The second lecture in this term’s social anthropology seminar series, the theme of which is ethics in the contemporary world, was delivered by the school’s own Professor João Pina-Cabral on 3 October 2017.
Touching on his recent (2016) book World: An Anthropological Examination, as well as drawing on a wide array of influences, including Lévi-Bruhl and contemporary work on ‘radical embodied cognition’ in cognitive science and philosophy, de Pina-Cabral provided a formidable analysis of a topic central to many enquiries into ethics: personhood. An overarching message of the presentation was that, in order to understand better the ways that people make ethical decisions and moral judgements, it is necessary to account for how humans develop, learn and cultivate ethical sensibilities through constant participation in the environing world.
But de Pina Cabral also reminded us of the rich tapestry of cultural understandings of personhood documented in the ethnographic record. Using a snippet of ethnographic film from his own fieldwork at an Afro-Brazlilian temple compound in the coastal mangroves of Bahia (North-East Brazil), de Pina-Cabral elaborated upon Marshall Sahlins’ concept of ‘meta-persons’, which refers to how non-human entities and beings are often attributed the status of personhood.
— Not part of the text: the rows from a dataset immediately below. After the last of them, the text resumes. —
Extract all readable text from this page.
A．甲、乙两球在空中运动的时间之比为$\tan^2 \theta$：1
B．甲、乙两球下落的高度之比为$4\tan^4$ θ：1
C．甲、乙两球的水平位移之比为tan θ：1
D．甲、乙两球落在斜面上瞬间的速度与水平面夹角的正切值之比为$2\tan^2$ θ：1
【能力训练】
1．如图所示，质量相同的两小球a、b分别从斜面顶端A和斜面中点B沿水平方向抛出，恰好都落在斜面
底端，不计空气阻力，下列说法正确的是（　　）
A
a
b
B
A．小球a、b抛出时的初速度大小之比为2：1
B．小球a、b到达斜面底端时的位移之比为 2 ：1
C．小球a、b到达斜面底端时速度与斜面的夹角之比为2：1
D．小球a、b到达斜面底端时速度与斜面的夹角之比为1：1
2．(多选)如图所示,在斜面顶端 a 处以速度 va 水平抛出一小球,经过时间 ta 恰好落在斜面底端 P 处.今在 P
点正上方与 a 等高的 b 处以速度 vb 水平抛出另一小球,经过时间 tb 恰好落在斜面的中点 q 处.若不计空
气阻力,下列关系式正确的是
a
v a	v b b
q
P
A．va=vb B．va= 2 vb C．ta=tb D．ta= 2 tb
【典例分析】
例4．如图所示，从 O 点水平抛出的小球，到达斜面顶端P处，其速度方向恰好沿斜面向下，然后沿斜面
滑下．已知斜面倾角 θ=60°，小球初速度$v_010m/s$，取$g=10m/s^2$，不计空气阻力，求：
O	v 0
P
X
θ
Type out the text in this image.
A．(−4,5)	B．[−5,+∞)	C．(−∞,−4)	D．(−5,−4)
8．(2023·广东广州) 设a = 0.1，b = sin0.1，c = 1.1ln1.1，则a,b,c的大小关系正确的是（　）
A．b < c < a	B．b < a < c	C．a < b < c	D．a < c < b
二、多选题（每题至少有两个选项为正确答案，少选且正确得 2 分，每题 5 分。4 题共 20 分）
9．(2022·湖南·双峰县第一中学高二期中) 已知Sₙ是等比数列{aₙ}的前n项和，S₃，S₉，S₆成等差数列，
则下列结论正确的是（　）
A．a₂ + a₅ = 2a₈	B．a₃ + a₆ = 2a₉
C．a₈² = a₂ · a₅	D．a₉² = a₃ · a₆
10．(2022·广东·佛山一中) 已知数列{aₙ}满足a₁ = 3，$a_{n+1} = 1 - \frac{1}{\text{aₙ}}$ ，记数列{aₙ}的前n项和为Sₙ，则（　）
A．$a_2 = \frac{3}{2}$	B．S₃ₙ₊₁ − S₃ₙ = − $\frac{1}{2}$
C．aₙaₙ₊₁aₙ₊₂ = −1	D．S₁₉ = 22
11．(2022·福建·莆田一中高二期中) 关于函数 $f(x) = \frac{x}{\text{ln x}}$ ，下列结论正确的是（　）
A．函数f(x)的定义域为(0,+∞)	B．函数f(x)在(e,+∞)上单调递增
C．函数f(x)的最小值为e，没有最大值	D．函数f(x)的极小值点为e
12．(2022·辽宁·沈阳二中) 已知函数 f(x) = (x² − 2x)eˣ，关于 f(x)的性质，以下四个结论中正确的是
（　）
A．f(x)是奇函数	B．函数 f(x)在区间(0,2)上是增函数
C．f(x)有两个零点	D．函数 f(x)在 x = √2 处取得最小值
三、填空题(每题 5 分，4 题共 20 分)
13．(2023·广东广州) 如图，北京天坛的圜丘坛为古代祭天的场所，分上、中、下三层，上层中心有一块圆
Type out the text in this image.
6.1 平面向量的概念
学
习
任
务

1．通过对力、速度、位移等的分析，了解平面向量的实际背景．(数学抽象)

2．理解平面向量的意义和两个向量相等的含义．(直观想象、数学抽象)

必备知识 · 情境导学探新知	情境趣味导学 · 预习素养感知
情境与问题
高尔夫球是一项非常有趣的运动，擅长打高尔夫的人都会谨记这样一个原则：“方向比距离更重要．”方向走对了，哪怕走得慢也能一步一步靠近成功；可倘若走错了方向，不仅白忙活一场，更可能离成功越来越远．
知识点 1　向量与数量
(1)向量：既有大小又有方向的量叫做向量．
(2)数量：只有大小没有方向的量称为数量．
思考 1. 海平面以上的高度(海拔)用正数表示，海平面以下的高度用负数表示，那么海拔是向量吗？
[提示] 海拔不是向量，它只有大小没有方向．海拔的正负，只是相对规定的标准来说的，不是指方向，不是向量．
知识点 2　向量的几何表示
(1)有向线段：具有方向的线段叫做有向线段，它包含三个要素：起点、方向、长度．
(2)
The notion that a non-human can be ‘a person’ raises important questions for the anthropology of ethics: in our notions of ethics and morality, how do we adequately account for instances when cultural traditions perceive non-human entities and beings as having the capacities for intentional action and moral judgement? To what extent does the ethnographic record problematise the common position that ethics is a distinctively human capacity? If ethics is not limited to humans, what makes an ethical subject?